Hyperautomatisierung verändert die Spielregeln in der Schadenregulierung. Prozesse werden zum entscheidenden Wettbewerbsvorteil. Wer jetzt nicht investiert, riskiert den Anschluss im Markt, mahnt PPI-Vorstand Dirk Weske. In seiner Kolumne für Versicherungsbote beleuchtet er den Umsetzungsstand der Digitalisierung innerhalb der Branche.
Vom Posteingang bis zur Auszahlung in Minuten statt Wochen – Hyperautomatisierung macht aus fragmentierten Schadenprozessen durchgängige End-to-End-Strecken und verschiebt den Wettbewerbsvorteil von der Police in die Prozess-Exzellenz. Wer jetzt investiert, entscheidet nicht nur über Kosten und Durchlaufzeiten, sondern über die künftige Rolle seines Hauses im Ökosystem Versicherung.
Versicherer haben in den vergangenen Jahren viele Prozesse teil-automatisiert, dennoch dominieren in Schaden und Service häufig Medienbrüche, manuelle Tätigkeiten und heterogene IT-Landschaften. Studien zeigen, dass bislang nur ein Teil der Backoffice-Prozesse vollständig automatisiert ist, obwohl technisch deutlich höhere Quoten möglich wären.
Parallel steigen Kundenerwartungen an Geschwindigkeit, Transparenz und digitale Erreichbarkeit über alle Kanäle hinweg.
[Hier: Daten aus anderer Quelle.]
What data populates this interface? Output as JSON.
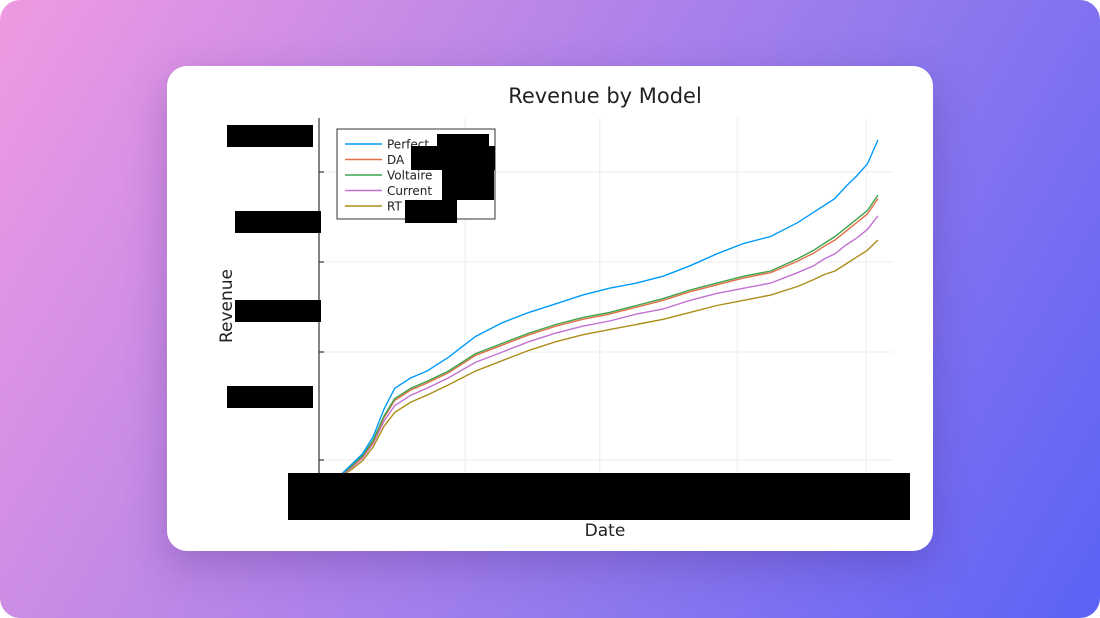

In dieser Gemengelage wird Automatisierung vom Effizienzhebel zum Wettbewerbsfaktor: Wer schneller, konsistenter und kundenfreundlicher arbeitet, setzt sich in einem austauschbaren Produktumfeld durch.
Was Hyperautomatisierung ausmacht
Hyperautomatisierung geht über klassische RPA-Inseln hinaus und verbindet Prozessautomatisierung, KI, Entscheidungslogik und Integrationsplattformen zu Ende-zu-Ende-Strecken. Ziel ist es, vom Eingang unstrukturierter Informationen über die fachliche Bewertung bis zur Entscheidung und Auszahlung möglichst viele Schritte „dunkel“ zu verarbeiten.
Im Schadenmanagement lassen sich so einfache Fälle in Minuten statt Tagen regulieren, während komplexe Vorgänge gezielt an Sachbearbeitende geroutet werden. Für Entscheider bedeutet das: Produktivität steigt, Bearbeitungsrisiken sinken und Kapazitäten werden für wertschöpfende Tätigkeiten frei.
Drei Stellhebel für Entscheider
Für Vorstände und Bereichsleiter lassen sich drei Stellhebel identifizieren, an denen sich Hyperautomatisierung strategisch aufhängen lässt.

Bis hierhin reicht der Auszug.